Downtown Columbus has a wide range of entertainment options to choose from, ranging from bars, restaurants, sporting events, concerts, and even theaters. Outside of the concert venues such as Nationwide Arena and the LC Pavilion in the Arena District, downtown Columbus is home to the Southern Theatre, the Ohio Theatre, and the Capitol Theatre. In addition to theaters, downtown Columbus has many specialty bars and clubs. A number of the restaurants and bars in the downtown area are situated around important buildings and venues all along High Street and in the surrounding area.

==Infrastructure==
===Transportation===
The main form of public transportation is the Central Ohio Transit Authority (COTA) bus system.

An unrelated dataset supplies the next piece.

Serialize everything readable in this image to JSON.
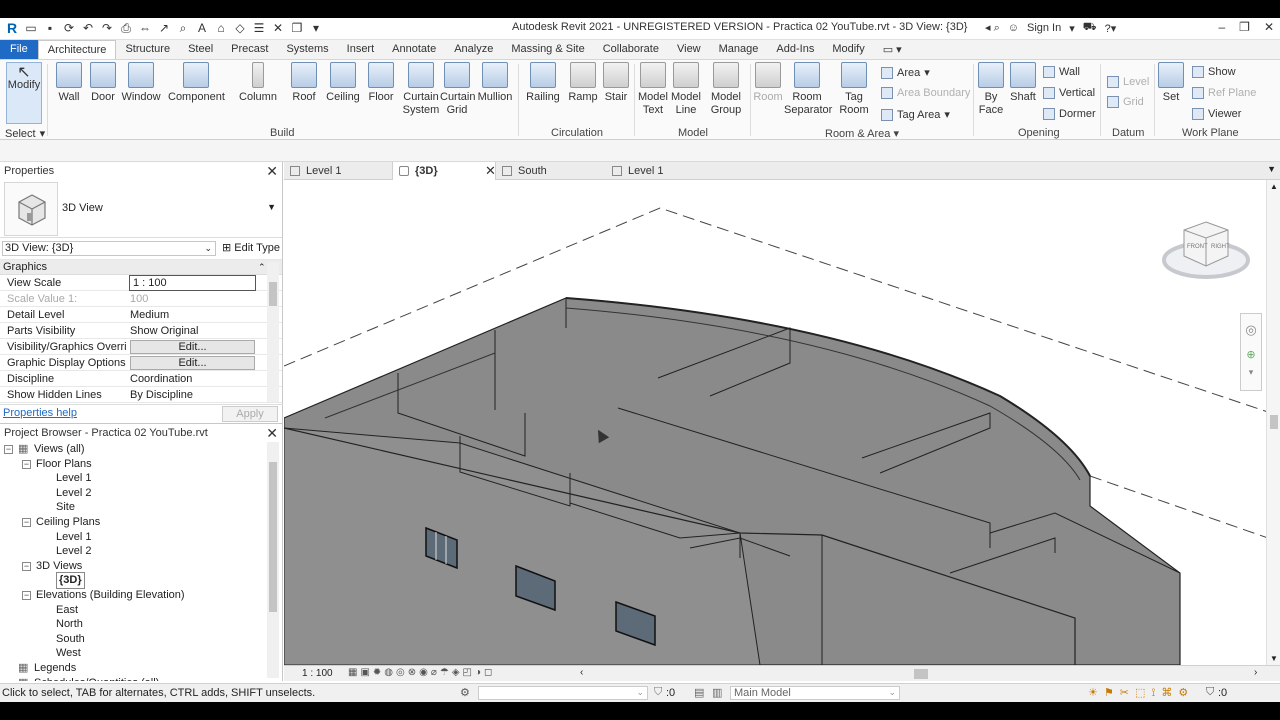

Greyhound Lines also operates the Columbus Bus Station downtown. There are taxicabs and ridesharing companies such as Lyft and Uber. There are several interstates such as Interstate 70, Interstate 71, and Interstate 670 (Ohio) that run through downtown along with State Route 315. There are also bike lanes along several streets in downtown Columbus.

===Food access===
Downtown Columbus lacks a major commercial grocery store. Food insecurity is high for Downtown, rated as one of five zip codes with very low food security in Columbus. The Hills Market, an independent grocery for local and organic foods, is the only grocery in Downtown Columbus.